March 7, 2023 1 min read

Running Azure Cognitive Services in Containers

Azure AI Cognitive Services Containers Docker

Azure Cognitive Services can run in containers, enabling offline scenarios, reduced latency, and data sovereignty. This is crucial for edge computing and regulated industries. Let’s explore how to deploy them.

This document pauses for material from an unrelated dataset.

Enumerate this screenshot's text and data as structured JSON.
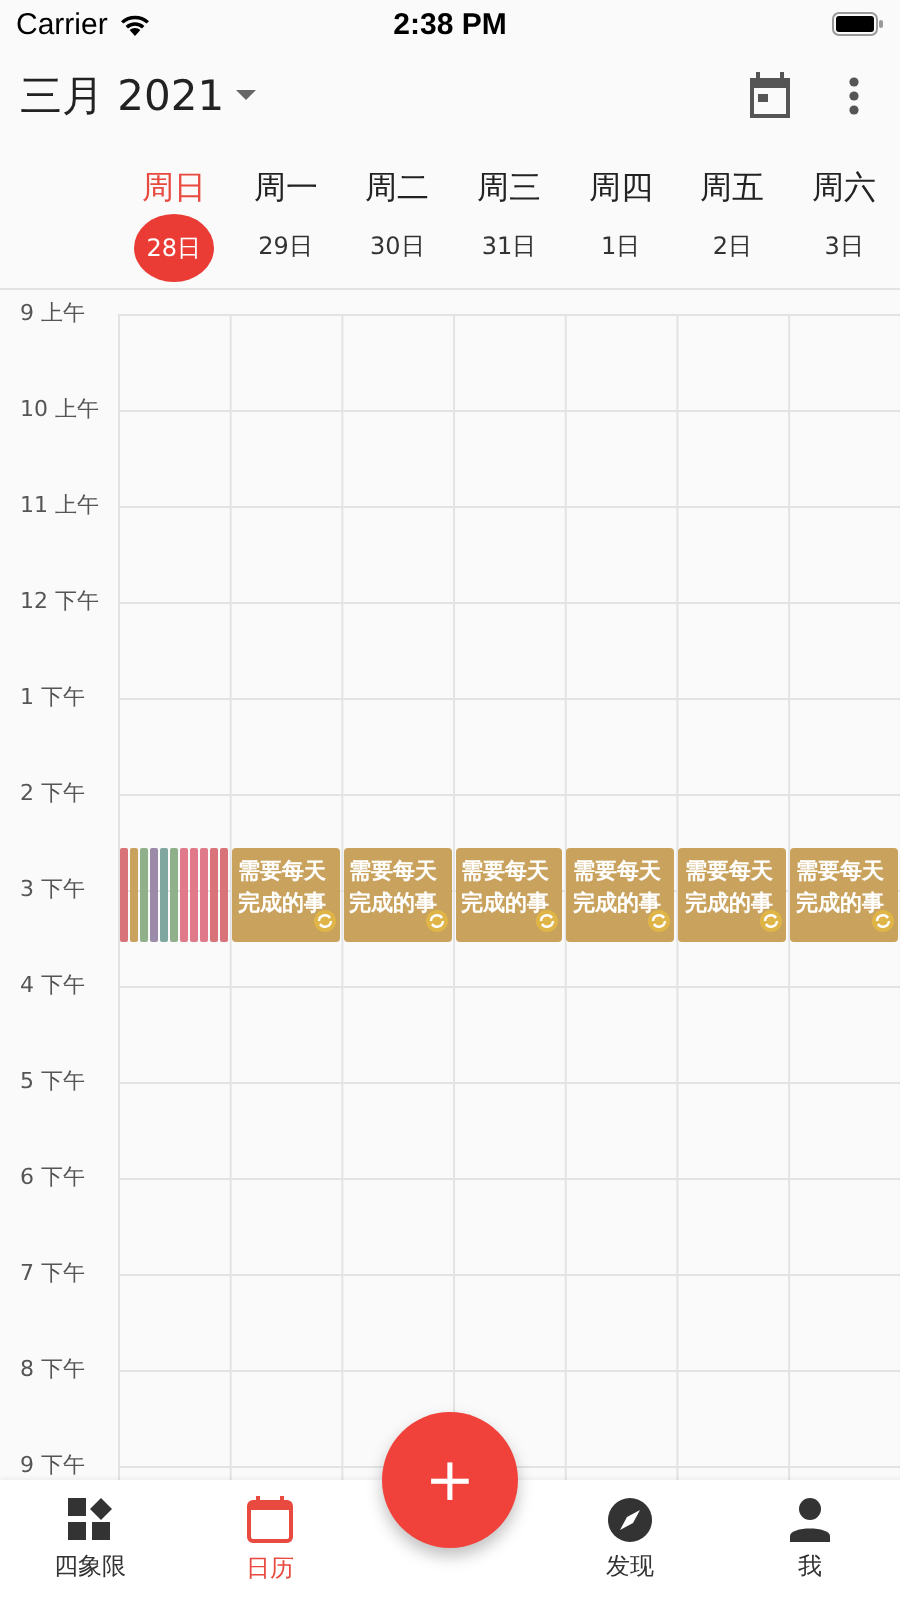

Why Containerized Cognitive Services?

Latency: Process locally instead of round-trips to Azure
Offline capability: Work without internet connectivity
Data residency: Keep data on-premises
Cost optimization: Reduce API call costs for high-volume scenarios
Air-gapped environments: Deploy in secure networks

Available Container Images

# Text Analytics
mcr.microsoft.com/azure-cognitive-services/textanalytics/sentiment
mcr.microsoft.com/azure-cognitive-services/textanalytics/language
mcr.microsoft.com/azure-cognitive-services/textanalytics/keyphrase

# Computer Vision
mcr.microsoft.com/azure-cognitive-services/vision/read

# Speech
mcr.microsoft.com/azure-cognitive-services/speechservices/speech-to-text
mcr.microsoft.com/azure-cognitive-services/speechservices/text-to-speech

# Form Recognizer
mcr.microsoft.com/azure-cognitive-services/form-recognizer/layout
mcr.microsoft.com/azure-cognitive-services/form-recognizer/invoice

Setting Up Sentiment Analysis Container

1. Create Azure Resource for Billing

Even containerized services require an Azure resource for billing:

# Create resource group
az group create --name rg-cognitive-services --location australiaeast

# Create Text Analytics resource
az cognitiveservices account create \
    --name my-text-analytics \
    --resource-group rg-cognitive-services \
    --kind TextAnalytics \
    --sku S \
    --location australiaeast

# Get keys and endpoint
az cognitiveservices account keys list \
    --name my-text-analytics \
    --resource-group rg-cognitive-services

az cognitiveservices account show \
    --name my-text-analytics \
    --resource-group rg-cognitive-services \
    --query "properties.endpoint"

2. Run the Container

docker run -d \
    --name sentiment \
    -p 5000:5000 \
    -e Eula=accept \
    -e Billing=https://australiaeast.api.cognitive.microsoft.com/ \
    -e ApiKey=your-api-key \
    mcr.microsoft.com/azure-cognitive-services/textanalytics/sentiment:latest

3. Call the Local API

import requests
import json

def analyze_sentiment_local(texts: list[str]) -> dict:
    """Analyze sentiment using local container."""
    url = "http://localhost:5000/text/analytics/v3.0/sentiment"

    documents = [
        {"id": str(i), "text": text, "language": "en"}
        for i, text in enumerate(texts)
    ]

    response = requests.post(
        url,
        headers={"Content-Type": "application/json"},
        json={"documents": documents}
    )

    return response.json()

# Usage
texts = [
    "Azure is fantastic for enterprise workloads!",
    "The deployment failed again, this is frustrating.",
    "The weather is nice today."
]

results = analyze_sentiment_local(texts)
for doc in results["documents"]:
    print(f"Text {doc['id']}: {doc['sentiment']} (confidence: {doc['confidenceScores']})")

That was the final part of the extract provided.